Das Nähen ist auch das Steckenpferd von Dr. Martin Edelmann (links). Sie nahm Annette Steinmetz unter ihre Fittiche. Diese hatte eine elegante Lösung für die an den Knien durchgewetzten Jeanshosen ihrer Kinder gesucht und wurde bei der gemeindlichen Kulturreferentin fündig. Aus einer alten Hose entnahmen sie hinten die Hosentaschen und nähten sie als Flicken auf die durchlöcherten Stellen.
Ein eingefleischter Schallplatten-Fan ist Walter Schiedermeier aus Versbach. Der Tonarm setzte jedoch nicht mehr auf. Ingenieur Michael Fries wusste Rat.
Robert Heiligenthal hat als Beamter viel mit Zahlen zu tun. In seiner Freizeit jedoch ist er ein Fahrrad-Enthusiast, der täglich mit einem seiner neun eigenen Untersätze zur Arbeit nach Würzburg fährt. Er nahm die vorbeigebrachten Fahrräder unter die Lupe. Zu 80 Prozent stellte er einfache Mängel fest, wie zu wenig oder gar keine Luft im Reifen, defekte Beleuchtung, zu leicht gehende Bremsen oder fehlendes Kettenöl fest. Bei Klaus Schinagls 24 Jahre altem Drahtesel ruckelte die 27 Gang-Shimano-Schaltung, verursacht durch ein abgenutztes Mitnehmerteil aus Metall.
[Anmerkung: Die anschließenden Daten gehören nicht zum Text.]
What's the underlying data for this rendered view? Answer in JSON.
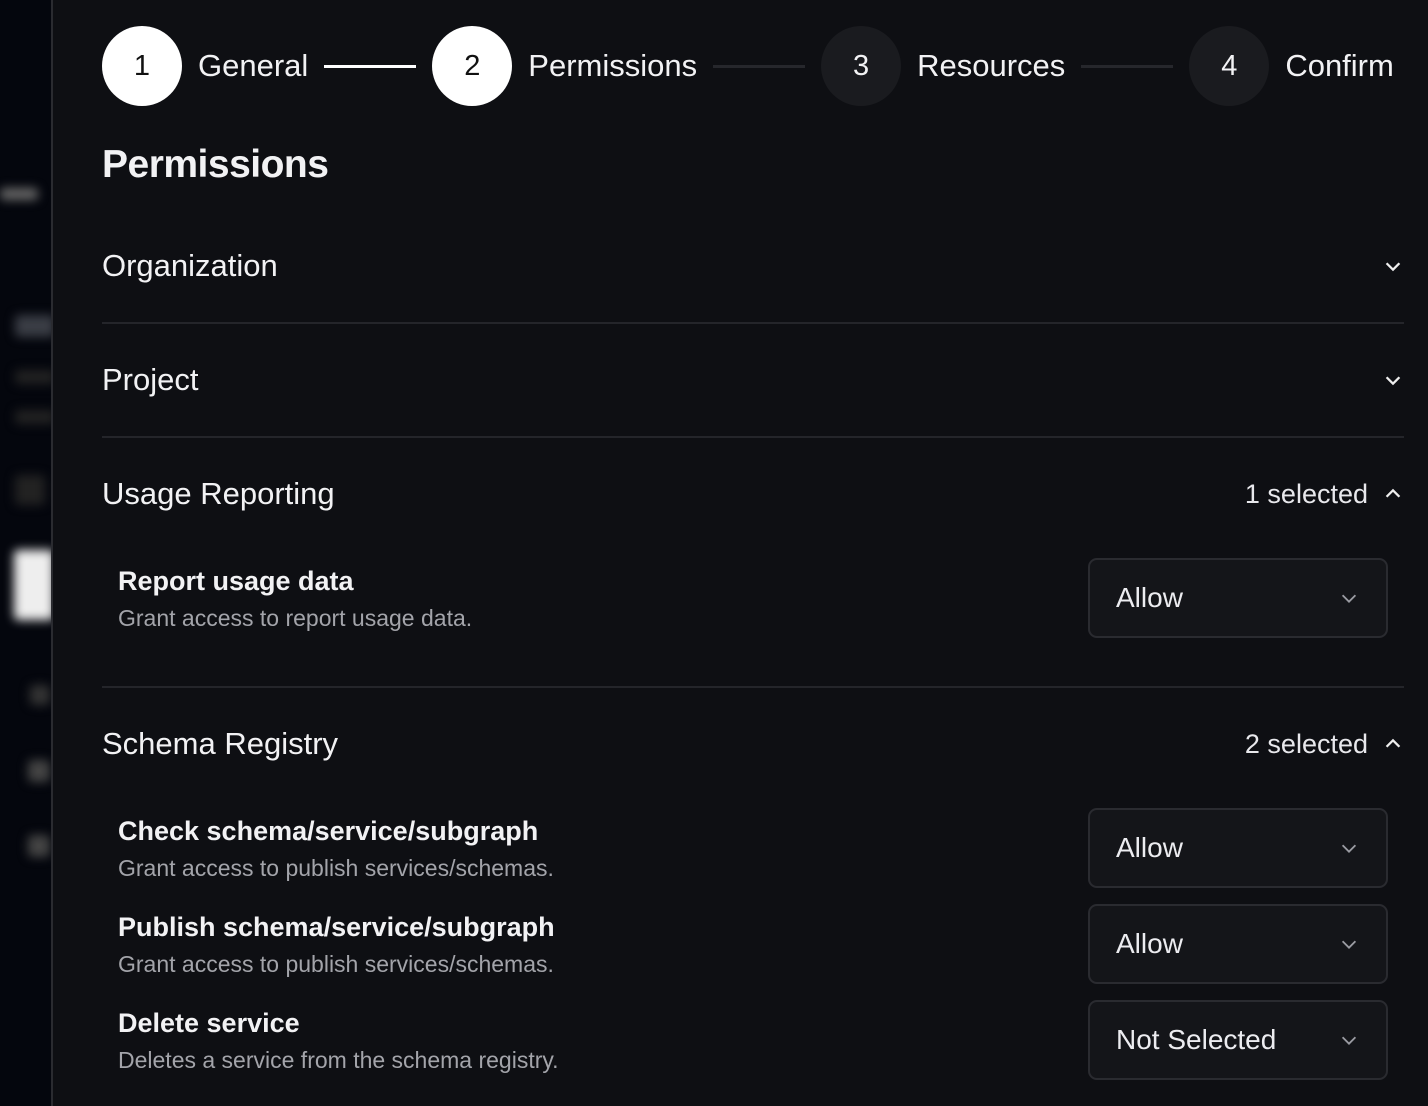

Mit dem Buggy für seinen Sohn Leo erschien Architekt Thorsten Götz. Er wusste sich keinen Rat mehr, das auf einer Seite fest hängende und nicht mehr einrastende Gestell-Gelenk gängig zu machen. Nach langem Suchen entdeckten er und Helfer Florian Stark, dass der Fehler nicht am Gelenk unten, sondern an der Hebelvorrichtung oben lag.
Einen Kabelbruch vermutete Klaus Schnapp bei seiner Heckenschere. Doch Helfer Eberhard Riermaier entdeckte nach Abschrauben des Deckels, dass sich lediglich die Pole vom Motor gelöst hatten. Sie mussten nur wieder eingesteckt werden.
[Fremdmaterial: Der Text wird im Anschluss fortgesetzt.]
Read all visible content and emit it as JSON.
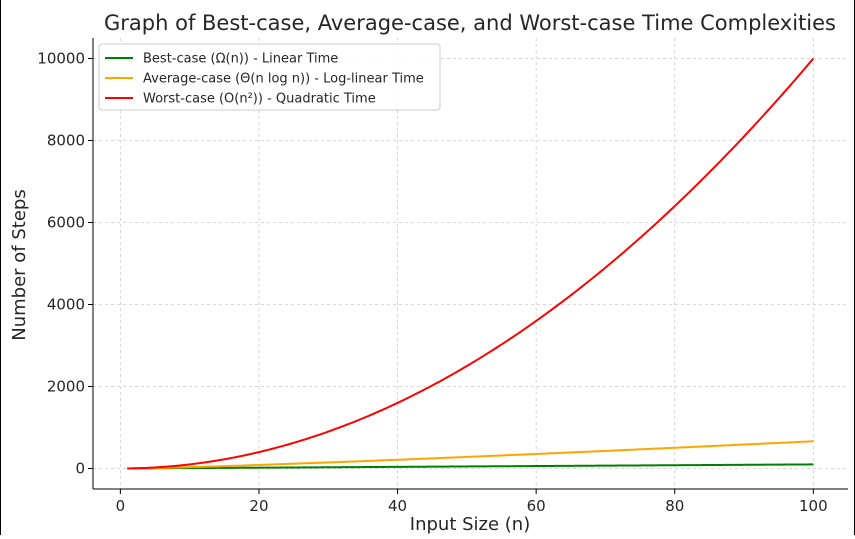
{
  "chart_data": {
    "type": "line",
    "title": "Graph of Best-case, Average-case, and Worst-case Time Complexities",
    "xlabel": "Input Size (n)",
    "ylabel": "Number of Steps",
    "xlim": [
      -3.95,
      105
    ],
    "ylim": [
      -500,
      10500
    ],
    "xticks": [
      0,
      20,
      40,
      60,
      80,
      100
    ],
    "yticks": [
      0,
      2000,
      4000,
      6000,
      8000,
      10000
    ],
    "grid": true,
    "legend_position": "top-left",
    "x_start": 1,
    "x_end": 100,
    "series": [
      {
        "name": "Best-case (Ω(n)) - Linear Time",
        "color": "#008000",
        "formula": "n",
        "samples": [
          {
            "x": 1,
            "y": 1
          },
          {
            "x": 20,
            "y": 20
          },
          {
            "x": 40,
            "y": 40
          },
          {
            "x": 60,
            "y": 60
          },
          {
            "x": 80,
            "y": 80
          },
          {
            "x": 100,
            "y": 100
          }
        ]
      },
      {
        "name": "Average-case (Θ(n log n)) - Log-linear Time",
        "color": "#FFA500",
        "formula": "n*log2(n)",
        "samples": [
          {
            "x": 1,
            "y": 0
          },
          {
            "x": 20,
            "y": 86
          },
          {
            "x": 40,
            "y": 213
          },
          {
            "x": 60,
            "y": 354
          },
          {
            "x": 80,
            "y": 506
          },
          {
            "x": 100,
            "y": 664
          }
        ]
      },
      {
        "name": "Worst-case (O(n²)) - Quadratic Time",
        "color": "#FF0000",
        "formula": "n^2",
        "samples": [
          {
            "x": 1,
            "y": 1
          },
          {
            "x": 20,
            "y": 400
          },
          {
            "x": 40,
            "y": 1600
          },
          {
            "x": 60,
            "y": 3600
          },
          {
            "x": 80,
            "y": 6400
          },
          {
            "x": 100,
            "y": 10000
          }
        ]
      }
    ]
  }
}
Nicht mehr einschalten ließ sich der Drucker von Fabian Hubert. Experte Michael Fries konnte dem abhelfen, nach dem er im Internet eine Reparaturanleitung unter www.forum.chip.de recherchiert hatte.
Hilfe zur Selbsthilfe gab Fachmann Martin Kisser. Er leitete Andrea Leipelt an, wie sie ihren an den Kontakten verkalkten Espresso-Kocher unter Einsatz von Scheuerpulver wieder leistungsfähig macht.
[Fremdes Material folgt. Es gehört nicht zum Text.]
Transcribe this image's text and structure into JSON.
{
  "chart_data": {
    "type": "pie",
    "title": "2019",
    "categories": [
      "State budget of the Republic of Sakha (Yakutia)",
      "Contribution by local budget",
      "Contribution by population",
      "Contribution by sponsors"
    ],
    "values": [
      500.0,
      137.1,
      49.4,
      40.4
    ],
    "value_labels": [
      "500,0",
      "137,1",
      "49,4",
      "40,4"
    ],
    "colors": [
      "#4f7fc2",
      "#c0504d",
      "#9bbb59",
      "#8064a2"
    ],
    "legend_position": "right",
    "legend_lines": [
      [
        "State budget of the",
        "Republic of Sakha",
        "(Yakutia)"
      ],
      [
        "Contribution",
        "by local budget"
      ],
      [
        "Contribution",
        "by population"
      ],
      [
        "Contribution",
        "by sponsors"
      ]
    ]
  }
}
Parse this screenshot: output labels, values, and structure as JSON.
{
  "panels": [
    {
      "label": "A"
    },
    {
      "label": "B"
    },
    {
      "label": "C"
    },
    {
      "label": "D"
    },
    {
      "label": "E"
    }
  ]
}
Fachsimpeln konnten dann alle Gäste in der Aula bei Kaffee und leckeren, selbstgebackenen Kuchen. Diesen Service bewerkstelligten Dorothea von Droste und Jana Klapprodt. Am Ende lautete das Fazit von Daniel Schiel: "Uns allen hat die Veranstaltung sehr gut gefallen. Vielen Dank auch an die Gemeinde für die Unterstützung und Bereitstellung der Räumlichkeiten."
Recht positiv war auch das Feeback von Gästen wie "Die Reparatur und die tolle Stimmung unter den Helfern hat mir gut gefallen." oder "Freundliche Menschen, kompetente Experten, lecker Kaffee & Kuchen - Danke für die Initiative" und es wurde gewünscht: "Bitte Repair Cafe auf Dauer erhalten."
Die Veranstalter, so war zu hören, wollen es nach der gelungenen Premiere künftig bis zu drei Mal im Jahr anbieten.